The Privatization of "Obama's War"
Saturday 06 June 2009
The sudden reappearance of former Vice President Dick Cheney over the last few months - seeming to emerge from his famous undisclosed location more frequently now than he ever did when he was in office - does not mean six more weeks of winter. But it does bring to mind that classic country and western song, "How Can I Miss You When You Won't Go Away?"
Or, maybe, "If You Won't Leave Me, I'll Find Someone Who Will."
In his self-appointed role as voice of the opposition, Mr. Cheney has been playing Nostradamus, gloomily predicting doom if the Obama White House continues to set aside Bush administration policy, setting the stage for recrimination and finger-pointing should there be another terrorist attack on America.
Cheney's grouchy legacy is the gift that keeps on giving.

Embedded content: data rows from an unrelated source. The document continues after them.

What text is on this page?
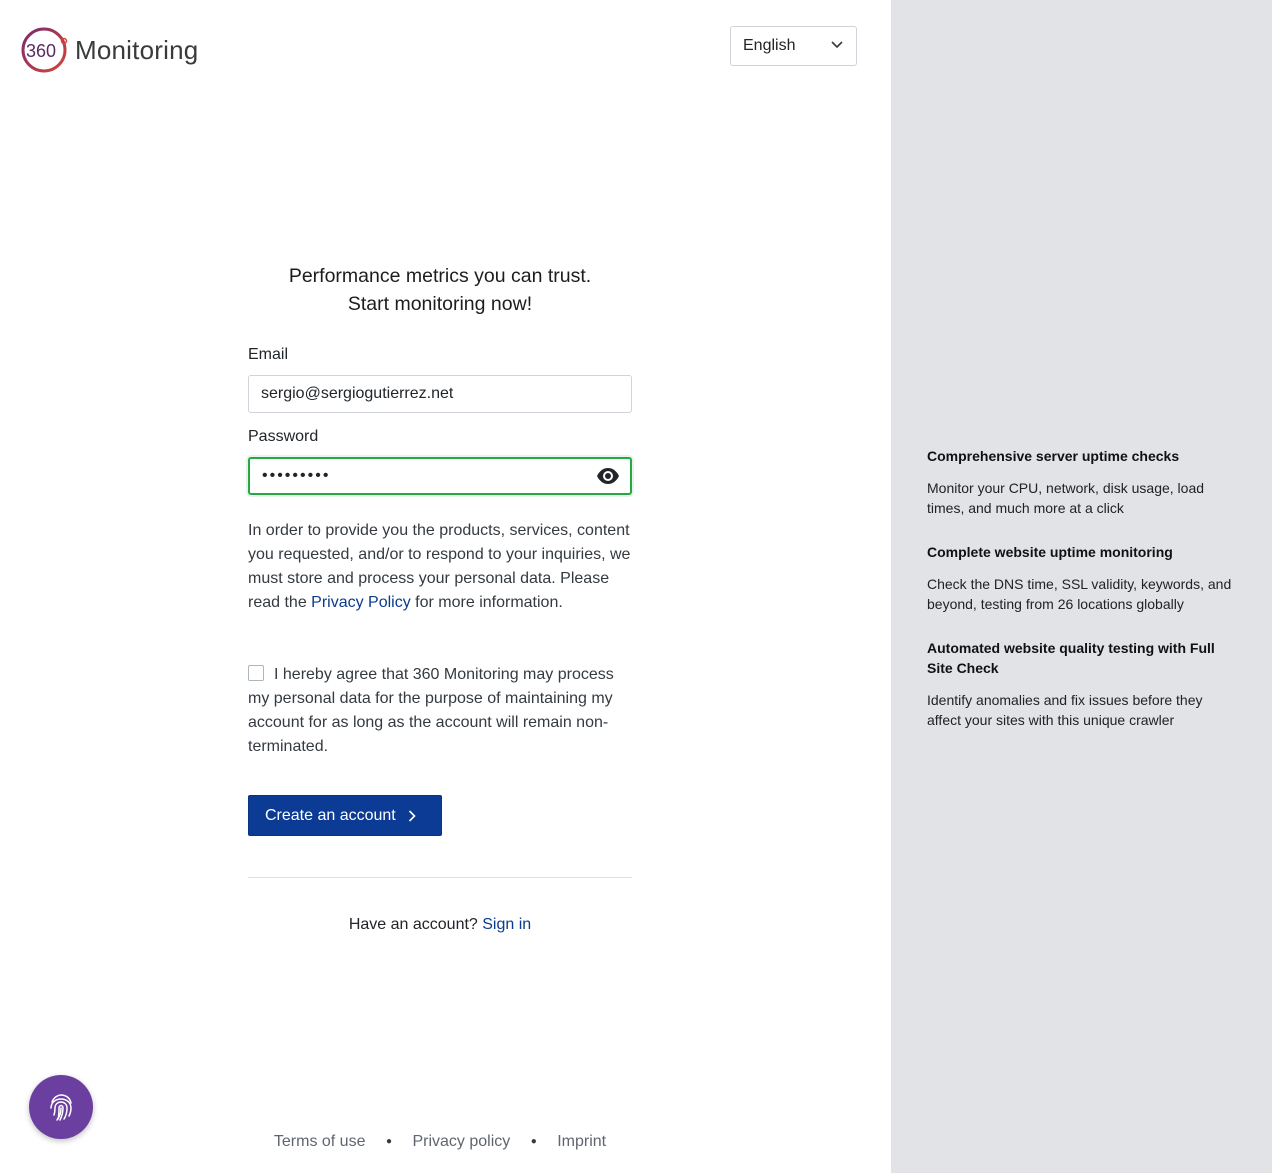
360 Monitoring	English

Performance metrics you can trust.
Start monitoring now!

Email
sergio@sergiogutierrez.net
Password
•••••••••

In order to provide you the products, services, content you requested, and/or to respond to your inquiries, we must store and process your personal data. Please read the Privacy Policy for more information.

I hereby agree that 360 Monitoring may process my personal data for the purpose of maintaining my account for as long as the account will remain non-terminated.
Create an account
Have an account? Sign in
Terms of use ● Privacy policy ● Imprint

Comprehensive server uptime checks

Monitor your CPU, network, disk usage, load times, and much more at a click

Complete website uptime monitoring

Check the DNS time, SSL validity, keywords, and beyond, testing from 26 locations globally

Automated website quality testing with Full Site Check

Identify anomalies and fix issues before they affect your sites with this unique crawler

Just this week, The Washington Post reported for the first time that while vice president, Cheney oversaw "at least" four of those briefings given to senior members of Congress about enhanced interrogation techniques: "part of a secretive and forceful defense he mounted throughout 2005 in an effort to maintain support for the harsh techniques used on detainees ...
"An official who witnessed one of Cheney's briefing sessions with lawmakers said the vice president's presence appeared to be calculated to give additional heft to the CIA's case for maintaining the program."
And remember Halliburton, the international energy services company of which Cheney used to be the CEO? After the fall of Baghdad, Halliburton and its then-subsidiary KBR were the happy recipients of billions of dollars in outside contracts to take care of the military and rebuild Iraq's petroleum industry. Waste, shoddy workmanship (like faulty wiring that caused fatal electric shocks) and corruption ran wild, Pentagon investigators allege, even as Vice President Cheney was still receiving deferred compensation and stock options.
Reporting for TomDispatch.com, Pratap Chatterjee, author of the book "Halliburton's Army," writes, "In early May, at a hearing on Capitol Hill, DCAA [Defense Contract Audit Agency] director April G. Stephenson told the independent, bipartisan, congressionally mandated Commission on Wartime Contracting in Iraq and Afghanistan that, since 2004, her staff had sent 32 cases of suspected overbilling, bribery and other possible violations of the law to the Pentagon inspector general. The 'vast majority' of these cases, she testified, were linked to KBR, which accounts for a staggering 43 percent of the dollars the Pentagon has spent in Iraq."
In one instance, KBR was charging an average $38,000 apiece for "prefabricated living units" on bases in Iraq; another contractor offered to provide them for $18,000. But, of a questionable $553 million in payments to KBR that the DCAA blocked or suspended, the Pentagon has gone ahead and agreed to pay $439 million, accepting KBR's explanations.
KBR, Halliburton and the private security firm Blackwater have come to symbolize the excesses of outsourcing warfare. So you'd think that with a new sheriff like Barack Obama in town, such practices would be on the "Things Not to Do" list. Not so.
According to new Pentagon statistics, in the second quarter of this year there has been a 23 percent increase in the number of private security contractors working for the Pentagon in Iraq, and a 29 percent hike in Afghanistan. In fact, outside contractors now make up approximately half of our forces fighting in the two countries. "This means," according to Jeremy Scahill, author of the book "Blackwater: The Rise of the World's Most Powerful Mercenary Army," "there are a whopping 242,647 contractors working on these two US wars."